"Mudah-mudahan Januari 2013 sudah ada kabar. Tergantung kualifikasi tingkat pelanggarannya. Kalau misalnya berat baru di sidang etik MKH, kalau sedang atau ringan itu tidak di MKH. Tapi langsung dari KY menyurati MA untuk pemberian sanksi," kata Komisioner Komisi Yudisial (KY), Jaja Ahmad Yusuf, Sabtu (22/12/2012).
Jaja menyebutkan hal ini usai diskusi 'Setahun Wajah Hukum Indonesia' di Warung Daun, Jalan Cikini Raya, Jakarta Pusat.
SCROLL TO CONTINUE WITH CONTENT
"Kita sudah melakukan analisis, dan dalam waktu tidak terlalu lama kita akan periksa yang bersangkutan," ujar Jaja.

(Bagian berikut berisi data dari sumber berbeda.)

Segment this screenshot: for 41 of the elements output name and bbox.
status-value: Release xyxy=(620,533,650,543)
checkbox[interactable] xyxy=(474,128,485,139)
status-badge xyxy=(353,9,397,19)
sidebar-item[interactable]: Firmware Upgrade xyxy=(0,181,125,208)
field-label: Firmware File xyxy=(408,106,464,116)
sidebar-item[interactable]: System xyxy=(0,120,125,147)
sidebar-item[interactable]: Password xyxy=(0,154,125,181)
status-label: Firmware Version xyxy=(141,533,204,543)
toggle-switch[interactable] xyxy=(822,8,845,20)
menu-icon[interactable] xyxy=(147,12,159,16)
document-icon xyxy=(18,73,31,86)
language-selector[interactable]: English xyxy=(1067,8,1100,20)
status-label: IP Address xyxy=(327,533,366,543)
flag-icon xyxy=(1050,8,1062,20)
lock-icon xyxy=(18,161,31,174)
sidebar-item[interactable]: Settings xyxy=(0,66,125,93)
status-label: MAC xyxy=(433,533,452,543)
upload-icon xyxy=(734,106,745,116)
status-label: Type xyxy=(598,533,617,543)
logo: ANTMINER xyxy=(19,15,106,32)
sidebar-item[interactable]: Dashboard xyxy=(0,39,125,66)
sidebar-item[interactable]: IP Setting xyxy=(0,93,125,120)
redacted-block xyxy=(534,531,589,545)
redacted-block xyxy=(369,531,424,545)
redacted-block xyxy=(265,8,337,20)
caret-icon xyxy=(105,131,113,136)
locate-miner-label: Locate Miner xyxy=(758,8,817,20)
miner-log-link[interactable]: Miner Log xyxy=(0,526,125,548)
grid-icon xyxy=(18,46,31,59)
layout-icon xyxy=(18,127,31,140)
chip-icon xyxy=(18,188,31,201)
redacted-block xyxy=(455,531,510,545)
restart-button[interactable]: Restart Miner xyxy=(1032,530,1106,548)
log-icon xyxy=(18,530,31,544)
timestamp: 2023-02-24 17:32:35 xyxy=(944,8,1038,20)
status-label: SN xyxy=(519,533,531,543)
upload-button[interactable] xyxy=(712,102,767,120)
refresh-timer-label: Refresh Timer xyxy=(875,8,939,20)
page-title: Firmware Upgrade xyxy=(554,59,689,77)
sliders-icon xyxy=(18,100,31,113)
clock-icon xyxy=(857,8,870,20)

Selain itu, Jaja juga menyerahkan dugaan pelanggaran hukum yang dilakukan oleh Yamani kepada kepolisian. Untuk urusan etik, Yamani dan dua rekannya tersebut berhadapan dengan KY.
"Dalam berbagai media, kita sudah serahkan kepada kepolisian, antara lain hasil pemeriksaan yang bersangkutan. Yang lainnya masih dalam proses kita, sisi etiknya," ujar Jaja.

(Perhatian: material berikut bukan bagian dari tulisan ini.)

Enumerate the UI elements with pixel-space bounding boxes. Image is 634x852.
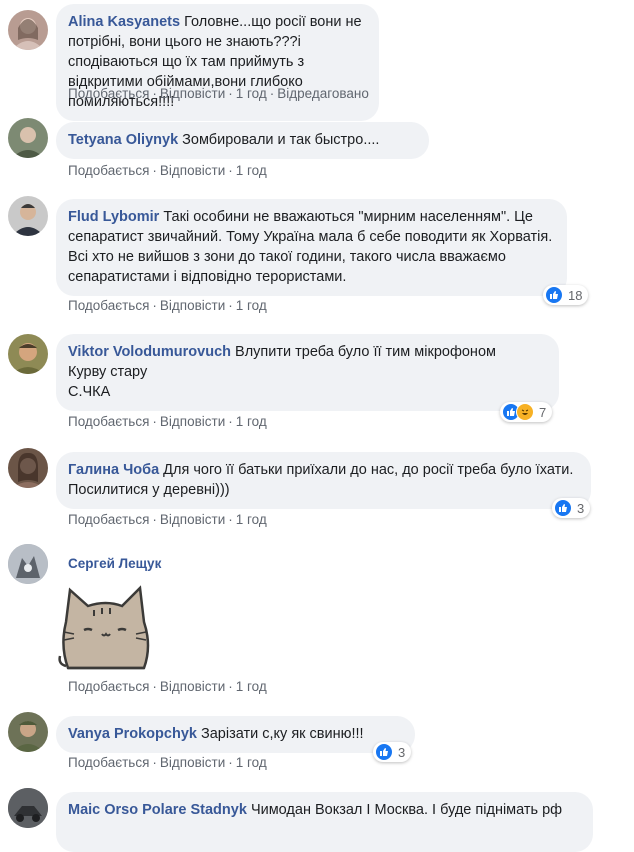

Seperti yang diketahui, kasus Yamani bermula saat pengadilan negeri Surabaya memvonis terpidana kepemilikan pabrik narkoba, Hengky Gunawan, dengan 17 tahun penjara. Di pengadilan tinggi Surabaya, Hengky diganjar 18 tahun penjara dan di tingkat kasasi MA, Henky harus menjalani hukuman mati. Namun oleh Imron Anwari, Hakim Nyak Pha, dan Ahmad Yamani, hukuman Hengky menjadi 15 tahun penjara.